Avoid Optimize Final
Using the OPTIMIZE TABLE ... FINAL
query initiates an unscheduled merge of data parts for a specific table into one single data part.
During this process, ClickHouse performs the following steps:
- Data parts are read.
- The parts get uncompressed.
- The parts get merged.
- They are compressed into a single part.
- The part is then written back into the object store.
The operations described above are resource intensive, consuming significant CPU and disk I/O. It is important to note that using this optimization will force a rewrite of a part, even if merging to a single part has already occurred.

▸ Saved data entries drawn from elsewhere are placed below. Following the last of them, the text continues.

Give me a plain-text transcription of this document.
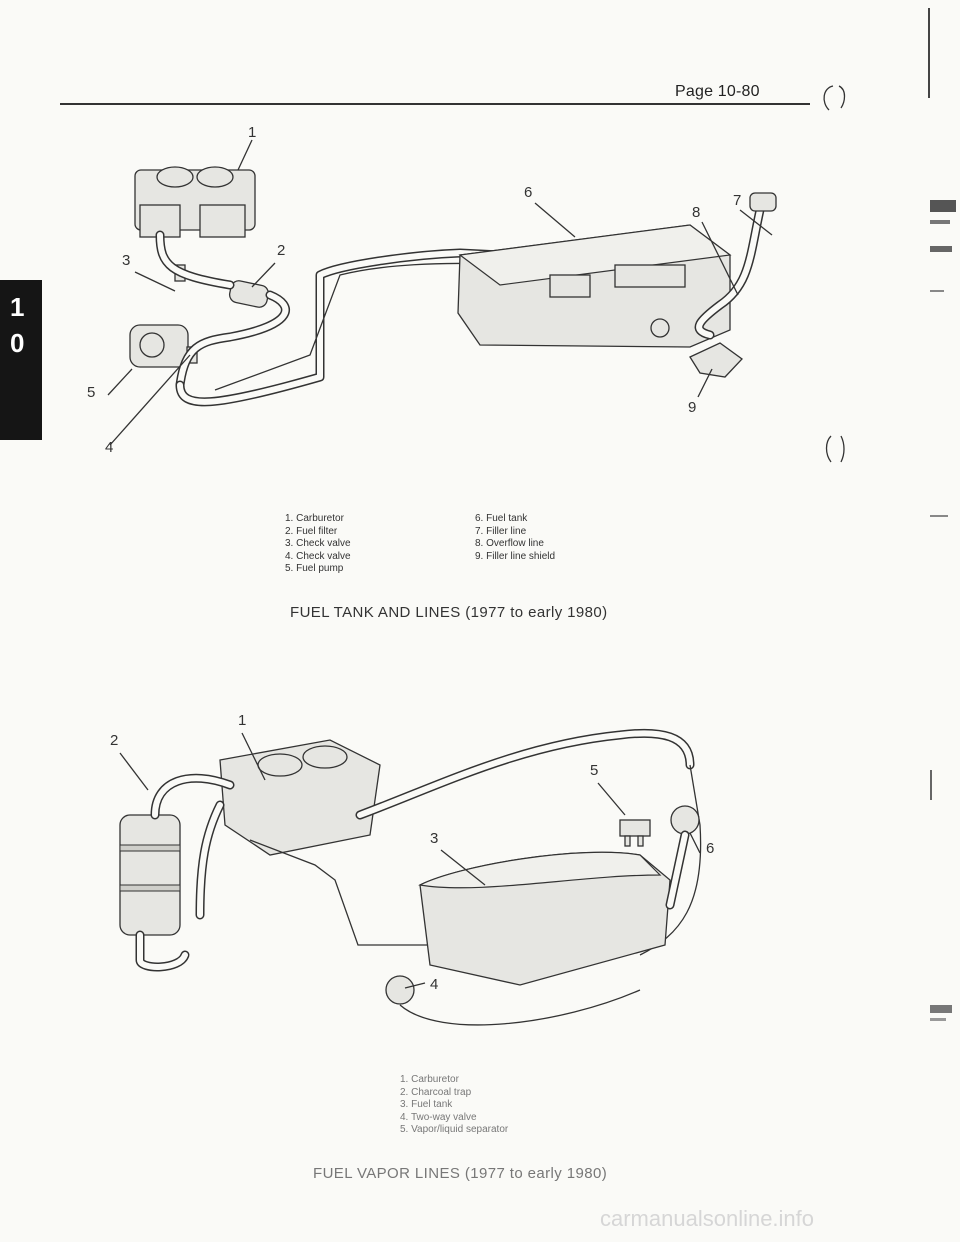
Page 10-80
1
0
1
2
3
4
5
6	7
8
9
1. Carburetor
2. Fuel filter
3. Check valve
4. Check valve
5. Fuel pump
6. Fuel tank
7. Filler line
8. Overflow line
9. Filler line shield
FUEL TANK AND LINES (1977 to early 1980)
1
2
3
4
5
6
1. Carburetor
2. Charcoal trap
3. Fuel tank
4. Two-way valve
5. Vapor/liquid separator
FUEL VAPOR LINES (1977 to early 1980)
carmanualsonline.info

Additionally, use of the OPTIMIZE TABLE ... FINAL
query may disregard
setting max_bytes_to_merge_at_max_space_in_pool
which controls the maximum size of parts
that ClickHouse will typically merge by itself in the background.
The max_bytes_to_merge_at_max_space_in_pool
setting is by default set to 150 GB.
When running OPTIMIZE TABLE ... FINAL
,
the steps outlined above will be performed resulting in a single part after merge.
This remaining single part could exceed the 150 GB specified by the default of this setting.
This is another important consideration and reason why you should avoid use of this statement,
since merging a large number of 150 GB parts into a single part could require a significant amount of time and/or memory.